Greenland Independence?

By Daniel Nardini

Lawndale News Chicago's Bilingual Newspaper - CommentaryConsidered the largest island in the world, Greenland has been a part of Denmark for a couples of centuries (since 1814). Almost all of the people in Greenland are Inuit with some Danish living there. Denmark has allowed Greenland to have a high degree of autonomy, and this is where the political situation stands. However, there is a mine in Greenland called the Kuannersuit mine. This mine is significant because it possesses not only uranium but also rare earth metals that can be used in batteries, flat screen TV sets, computer components in cars, smartphones and yes weapons. The fact that rare earth metals can be used in weapons is significant, hence why a Chinese-owned company is interested in the mine. But it goes beyond just the economic riches that can be had in this one mine. It also is a question of who ultimately owns the mine and who gets the resources from Kuannersuit.

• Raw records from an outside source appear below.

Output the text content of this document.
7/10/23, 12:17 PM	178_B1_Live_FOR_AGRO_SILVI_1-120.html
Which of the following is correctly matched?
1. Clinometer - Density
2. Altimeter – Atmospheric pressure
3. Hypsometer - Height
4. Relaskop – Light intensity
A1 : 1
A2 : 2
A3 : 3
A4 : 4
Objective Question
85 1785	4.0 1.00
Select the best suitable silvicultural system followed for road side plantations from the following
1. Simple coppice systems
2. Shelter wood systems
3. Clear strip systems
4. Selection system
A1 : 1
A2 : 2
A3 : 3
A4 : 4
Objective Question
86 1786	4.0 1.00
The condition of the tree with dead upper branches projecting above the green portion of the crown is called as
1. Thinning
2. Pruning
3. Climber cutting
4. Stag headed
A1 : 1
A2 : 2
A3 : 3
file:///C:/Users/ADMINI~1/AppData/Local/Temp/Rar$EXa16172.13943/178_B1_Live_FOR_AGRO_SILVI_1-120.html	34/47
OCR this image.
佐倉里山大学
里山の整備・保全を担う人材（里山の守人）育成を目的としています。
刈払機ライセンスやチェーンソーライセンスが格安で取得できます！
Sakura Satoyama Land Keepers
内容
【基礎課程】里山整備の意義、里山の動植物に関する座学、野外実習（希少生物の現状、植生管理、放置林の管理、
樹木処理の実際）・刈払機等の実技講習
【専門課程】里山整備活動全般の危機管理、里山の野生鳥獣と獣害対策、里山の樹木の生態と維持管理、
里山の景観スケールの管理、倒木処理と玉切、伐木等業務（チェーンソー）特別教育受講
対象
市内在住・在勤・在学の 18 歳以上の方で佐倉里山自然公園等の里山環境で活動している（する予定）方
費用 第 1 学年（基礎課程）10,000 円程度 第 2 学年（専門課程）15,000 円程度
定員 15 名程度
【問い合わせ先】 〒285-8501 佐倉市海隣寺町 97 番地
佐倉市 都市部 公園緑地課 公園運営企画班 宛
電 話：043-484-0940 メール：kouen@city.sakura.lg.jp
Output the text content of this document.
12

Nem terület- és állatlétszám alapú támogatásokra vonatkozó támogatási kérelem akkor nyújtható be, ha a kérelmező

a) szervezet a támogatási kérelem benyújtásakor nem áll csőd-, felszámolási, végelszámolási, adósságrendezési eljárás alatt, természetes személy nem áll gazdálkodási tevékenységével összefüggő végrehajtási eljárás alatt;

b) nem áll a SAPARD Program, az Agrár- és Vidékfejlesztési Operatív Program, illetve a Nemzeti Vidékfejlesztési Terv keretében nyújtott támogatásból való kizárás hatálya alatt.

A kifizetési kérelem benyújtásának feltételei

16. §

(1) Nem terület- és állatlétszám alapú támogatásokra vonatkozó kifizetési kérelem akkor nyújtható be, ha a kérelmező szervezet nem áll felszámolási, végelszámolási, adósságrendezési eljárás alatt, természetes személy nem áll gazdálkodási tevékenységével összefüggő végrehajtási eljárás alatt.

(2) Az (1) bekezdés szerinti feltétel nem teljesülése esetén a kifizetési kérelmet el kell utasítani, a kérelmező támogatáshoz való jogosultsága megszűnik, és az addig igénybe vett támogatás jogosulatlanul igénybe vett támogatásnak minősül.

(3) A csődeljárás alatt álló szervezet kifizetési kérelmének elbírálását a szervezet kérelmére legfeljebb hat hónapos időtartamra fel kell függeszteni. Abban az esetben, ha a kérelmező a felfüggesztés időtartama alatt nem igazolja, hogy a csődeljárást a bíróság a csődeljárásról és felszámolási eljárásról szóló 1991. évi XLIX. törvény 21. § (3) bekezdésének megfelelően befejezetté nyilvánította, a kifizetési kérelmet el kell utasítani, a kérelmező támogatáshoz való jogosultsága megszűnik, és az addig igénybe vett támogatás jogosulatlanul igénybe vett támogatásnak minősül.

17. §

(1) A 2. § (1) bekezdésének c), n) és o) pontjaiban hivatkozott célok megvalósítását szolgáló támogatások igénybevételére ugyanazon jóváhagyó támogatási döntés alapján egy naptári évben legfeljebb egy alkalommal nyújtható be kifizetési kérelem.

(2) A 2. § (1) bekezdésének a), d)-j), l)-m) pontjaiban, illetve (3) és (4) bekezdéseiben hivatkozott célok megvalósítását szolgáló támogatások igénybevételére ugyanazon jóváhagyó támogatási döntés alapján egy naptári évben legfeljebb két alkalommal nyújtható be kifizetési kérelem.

While Greenland has control over its own internal affairs, Denmark controls its external affairs, its defense, and its trade. Trade could also be the determining factor in who controls the mine. Who will ultimately get its resources, Greenland or Denmark? Or, rather, who will get the majority of this mine’s resources? While there is a sort-of independence movement in Greenland, most Inuit in Greenland have been happy with Danish rule, and Denmark provides a generous $368 million in annual subsidies to Greenland. If Greenland owned the Kuannersuit mine, the mine could off-set these subsidies and truly make Greenland rich. But that would be true if Greenland were an independent country. But is the determination for independence really there? After all, there is more to Danish rule than just the annual subsidies. Danish rule has kept Greenland stable for decades. It has also protected Greenland from threats and invasion from any foreign power. There is much for the people of Greenland to consider.